Em termos quantitativos, o número de leis de 2011 ficará muito próximo da produção legislativa de 2007, primeiro ano do segundo mandato do ex-presidente Lula, quando 198 proposições foram transformadas em normas legais. Se entre 1º de janeiro e 10 de dezembro foram editadas 166 leis, até 31 deste mês novas proposições serão sancionadas, podendo ultrapassar as 190 leis de 2010.

Quanto à origem ou iniciativa das leis, o Poder Legislativo, tal como em 2009 e 2010, continuou liderando em 2011. Das 166 leis publicadas até agora (10/12), 76 são de iniciativa do Congresso (57 de deputados e 19 de senadores), 70 do Poder Executivo e 20 do Poder Judiciário (17 do TST, 1 do TJ-DFT e 1 do STF) e do Ministério Público (1).

Relativamente à forma de tramitação, considerando que a maioria esmagadora das leis propostas pelo Poder Executivo, especialmente as oriundas de medidas provisórias e de projetos sobre orçamento, necessariamente vão a plenário, houve um aumento substancial de aprovação conclusiva pelas comissões. Do total de leis de 2011, 46% foram aprovadas conclusivamente pelas comissões permanentes e 54% passaram pelo plenário das duas Casas do Congresso.

Em relação ao tipo de proposição, 135 das 166 leis são oriundas de projetos de lei, e 31 de medidas provisórias (MPs), boa parte delas remanescente da legislatura anterior (Dilma editou 30 MPs até 10 de dezembro de 2011, uma média de 2,7 ao mês). Dos 135 projetos de lei, 112 foram aprovados separadamente pelas duas Casas do Congresso, em plenário ou conclusivamente pelas comissões permanentes, e os 24 restantes, os projetos de lei do Congresso Nacional (PLNs), sobre matéria orçamentária, cuja apreciação é exclusiva do Congresso, foram apreciados em sessão conjunta da Câmara e do Senado.

A surpresa positiva ficou por conta da qualidade das leis. Apesar da percepção generalizada do fraco desempenho do Congresso, os avanços foram muitos e significativos, tanto nos campos econômicos e regulatórios, quanto na transparência da gestão e na área social.

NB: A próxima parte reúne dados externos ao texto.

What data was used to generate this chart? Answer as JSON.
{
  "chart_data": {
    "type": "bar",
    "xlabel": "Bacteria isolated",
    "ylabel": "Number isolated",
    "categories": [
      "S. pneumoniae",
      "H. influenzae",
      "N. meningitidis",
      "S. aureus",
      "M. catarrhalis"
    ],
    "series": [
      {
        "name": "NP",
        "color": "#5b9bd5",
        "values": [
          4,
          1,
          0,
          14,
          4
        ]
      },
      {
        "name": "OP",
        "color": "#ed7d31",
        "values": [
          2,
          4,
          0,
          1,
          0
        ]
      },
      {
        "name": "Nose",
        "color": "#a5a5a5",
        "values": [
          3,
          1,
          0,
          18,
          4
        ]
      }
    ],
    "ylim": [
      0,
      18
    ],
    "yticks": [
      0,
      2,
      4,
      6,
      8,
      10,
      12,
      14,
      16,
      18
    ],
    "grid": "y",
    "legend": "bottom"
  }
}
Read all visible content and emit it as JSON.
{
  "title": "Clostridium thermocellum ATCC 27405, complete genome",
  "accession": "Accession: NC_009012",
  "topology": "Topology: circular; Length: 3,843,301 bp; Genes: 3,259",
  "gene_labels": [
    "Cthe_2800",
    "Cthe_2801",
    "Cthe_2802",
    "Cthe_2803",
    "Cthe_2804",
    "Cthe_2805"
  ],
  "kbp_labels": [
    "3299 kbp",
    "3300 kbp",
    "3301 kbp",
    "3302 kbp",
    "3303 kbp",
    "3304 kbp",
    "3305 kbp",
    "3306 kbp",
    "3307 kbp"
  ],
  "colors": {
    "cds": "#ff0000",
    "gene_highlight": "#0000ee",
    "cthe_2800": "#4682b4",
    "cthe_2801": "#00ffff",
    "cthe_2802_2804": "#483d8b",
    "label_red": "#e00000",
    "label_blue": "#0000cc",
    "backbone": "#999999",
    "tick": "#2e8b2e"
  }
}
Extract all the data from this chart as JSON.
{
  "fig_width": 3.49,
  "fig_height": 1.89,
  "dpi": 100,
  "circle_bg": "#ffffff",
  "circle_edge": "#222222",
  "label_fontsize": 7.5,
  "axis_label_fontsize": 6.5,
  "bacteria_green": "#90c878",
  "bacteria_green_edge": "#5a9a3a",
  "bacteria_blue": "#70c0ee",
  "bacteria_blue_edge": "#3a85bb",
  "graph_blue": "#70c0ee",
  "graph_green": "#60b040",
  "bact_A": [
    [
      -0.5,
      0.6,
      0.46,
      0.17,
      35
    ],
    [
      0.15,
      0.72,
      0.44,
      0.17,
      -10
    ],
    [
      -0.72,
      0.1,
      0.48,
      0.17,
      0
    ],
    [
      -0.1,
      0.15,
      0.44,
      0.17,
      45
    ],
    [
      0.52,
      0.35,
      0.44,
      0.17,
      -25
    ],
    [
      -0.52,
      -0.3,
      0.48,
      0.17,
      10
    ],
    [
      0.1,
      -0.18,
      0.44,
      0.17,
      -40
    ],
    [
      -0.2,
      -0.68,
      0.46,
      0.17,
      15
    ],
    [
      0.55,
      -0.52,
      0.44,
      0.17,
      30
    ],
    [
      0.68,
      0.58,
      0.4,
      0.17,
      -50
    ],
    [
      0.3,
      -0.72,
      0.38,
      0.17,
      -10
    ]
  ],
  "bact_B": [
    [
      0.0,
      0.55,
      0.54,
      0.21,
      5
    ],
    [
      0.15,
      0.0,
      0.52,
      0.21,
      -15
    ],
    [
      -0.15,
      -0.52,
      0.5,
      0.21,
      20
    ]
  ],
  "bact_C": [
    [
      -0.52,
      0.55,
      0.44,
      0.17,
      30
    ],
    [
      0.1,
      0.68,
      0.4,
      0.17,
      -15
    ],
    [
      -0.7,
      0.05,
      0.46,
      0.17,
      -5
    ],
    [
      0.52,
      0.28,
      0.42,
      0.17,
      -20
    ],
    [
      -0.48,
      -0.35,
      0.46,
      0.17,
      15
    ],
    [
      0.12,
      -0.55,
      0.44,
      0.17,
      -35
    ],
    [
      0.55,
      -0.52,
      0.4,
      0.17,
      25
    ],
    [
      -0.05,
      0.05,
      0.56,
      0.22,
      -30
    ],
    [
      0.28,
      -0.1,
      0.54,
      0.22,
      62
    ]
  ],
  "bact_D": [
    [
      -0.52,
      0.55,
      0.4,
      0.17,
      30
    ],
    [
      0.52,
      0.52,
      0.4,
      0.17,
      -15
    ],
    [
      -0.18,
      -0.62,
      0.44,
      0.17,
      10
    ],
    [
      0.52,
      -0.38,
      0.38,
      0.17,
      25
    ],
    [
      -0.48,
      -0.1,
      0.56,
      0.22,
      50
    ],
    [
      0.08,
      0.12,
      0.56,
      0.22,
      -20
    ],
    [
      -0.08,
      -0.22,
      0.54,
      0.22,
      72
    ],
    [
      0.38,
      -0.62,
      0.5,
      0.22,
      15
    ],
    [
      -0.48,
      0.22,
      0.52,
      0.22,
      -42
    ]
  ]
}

No campo econômico, com reflexos positivos nos indicadores sociais, cabe mencionar as leis sobre: Política Permanente de Recuperação do Salário Mínimo, Lei 12.382; constituição de Empresa Individual de Responsabilidade Limitada, Lei 12.441; Política de atualização da Tabela do Imposto de Renda da Pessoa Física de 2011 a 2014, Lei 12.469; e Programa de Inclusão Digital (Tablet PC), Lei 12.507.

Sobre regulação, com aperfeiçoamento do sistema econômico, de proteção da concorrência e do crédito, destacam-se as leis: do Cadastro Positivo, Lei 12.414; do enquadramento no Supersimples de milhões de micro e pequenas empresas, Lei Complementar 139; do Sistema de Defesa da Concorrência (SuperCade), Lei 12.529; e da Comunicação Audiovisual de Acesso Condicionado (TV a cabo), Lei 12.485.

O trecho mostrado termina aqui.